R.I. governor threatens to lay off 1,000 workers
PROVIDENCE - Governor Donald L. Carcieri warned yesterday that he will lay off 1,000 state workers after a judge blocked him from shutting down the government to save money, but he signaled a willingness to cut a deal with employee unions that could save jobs.
The governor threatened layoffs shortly after Supreme Court Justice Maureen McKenna Goldberg stopped him from forcing about 80 percent of the roughly 13,500-member state workforce to stay home without pay today.
Carcieri cannot order a shutdown until the full court has a chance to consider the case.

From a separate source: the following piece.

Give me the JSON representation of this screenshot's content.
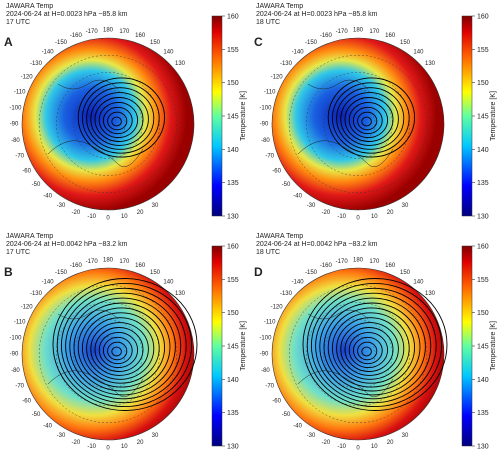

Today’s scheduled closure was supposed to be the first of a dozen shutdown days to help the state close a $68 million shortfall in it annual spending plan.

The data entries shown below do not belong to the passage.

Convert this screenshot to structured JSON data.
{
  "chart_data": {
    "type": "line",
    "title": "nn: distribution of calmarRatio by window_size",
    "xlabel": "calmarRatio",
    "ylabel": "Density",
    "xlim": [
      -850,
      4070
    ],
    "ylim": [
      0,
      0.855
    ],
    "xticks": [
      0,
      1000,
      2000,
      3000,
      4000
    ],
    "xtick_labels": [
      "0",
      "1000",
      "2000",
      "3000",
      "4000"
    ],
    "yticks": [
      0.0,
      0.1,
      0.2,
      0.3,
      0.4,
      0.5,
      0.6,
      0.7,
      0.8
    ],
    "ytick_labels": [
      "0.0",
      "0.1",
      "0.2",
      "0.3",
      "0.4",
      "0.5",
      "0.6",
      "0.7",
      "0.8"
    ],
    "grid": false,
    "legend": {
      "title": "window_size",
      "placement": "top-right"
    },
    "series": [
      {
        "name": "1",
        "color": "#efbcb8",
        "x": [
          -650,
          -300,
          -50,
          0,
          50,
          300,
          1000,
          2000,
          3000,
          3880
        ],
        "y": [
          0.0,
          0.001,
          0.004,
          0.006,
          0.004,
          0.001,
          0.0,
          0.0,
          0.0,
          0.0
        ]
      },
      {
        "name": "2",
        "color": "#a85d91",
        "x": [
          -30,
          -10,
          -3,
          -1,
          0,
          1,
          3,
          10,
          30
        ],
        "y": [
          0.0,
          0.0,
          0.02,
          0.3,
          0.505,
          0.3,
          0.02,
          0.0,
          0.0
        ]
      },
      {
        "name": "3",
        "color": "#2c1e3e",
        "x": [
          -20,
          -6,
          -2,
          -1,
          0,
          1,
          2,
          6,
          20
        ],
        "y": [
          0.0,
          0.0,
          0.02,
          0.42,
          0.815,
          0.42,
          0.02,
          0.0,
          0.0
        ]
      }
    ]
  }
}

Carcieri earlier described the ruling as “the straw that broke the camel’s back’’ and ruinous for the state’s finances, but he softened his tone after meeting with his legal team at the State House.
“That’s my preference, to negotiate this and come to an agreement,’’ Carcieri said. “But we’re running out of time.’’
Under his plan, layoffs would target those hired most recently, a decision that is intended to minimize delays caused by union rules that allow senior employees who are laid off to take the jobs of less-experienced workers.
Carcieri did not say which agencies would be targeted, and his spokeswoman did not return a call seeking comment.
Laying off so many people could take weeks or even months, especially if some of those workers would have to be replaced because their jobs are critical to the state, union leaders said. They were uncertain yesterday whether Carcieri was bluffing.
“I think calmer heads need to prevail,’’ said Philip Keefe, president of the Rhode Island Alliance of Social Service Employees, Local 580. “He needs to go back to the negotiating table and stop with the threats. I don’t think they’re productive.’’
Carcieri’s warning rattled employees, who work in a state with a 12.7 percent jobless rate.
“I am totally willing to take 12 furlough days in order to avoid people being laid off,’’ said Cristina Dichiera, a program director for the Rhode Island State Council for the Arts. Getting laid off “would be so bad, I don’t even want to think about it,’’ she said.
The high court has scheduled a Sept. 11 private meeting with lawyers for both sides.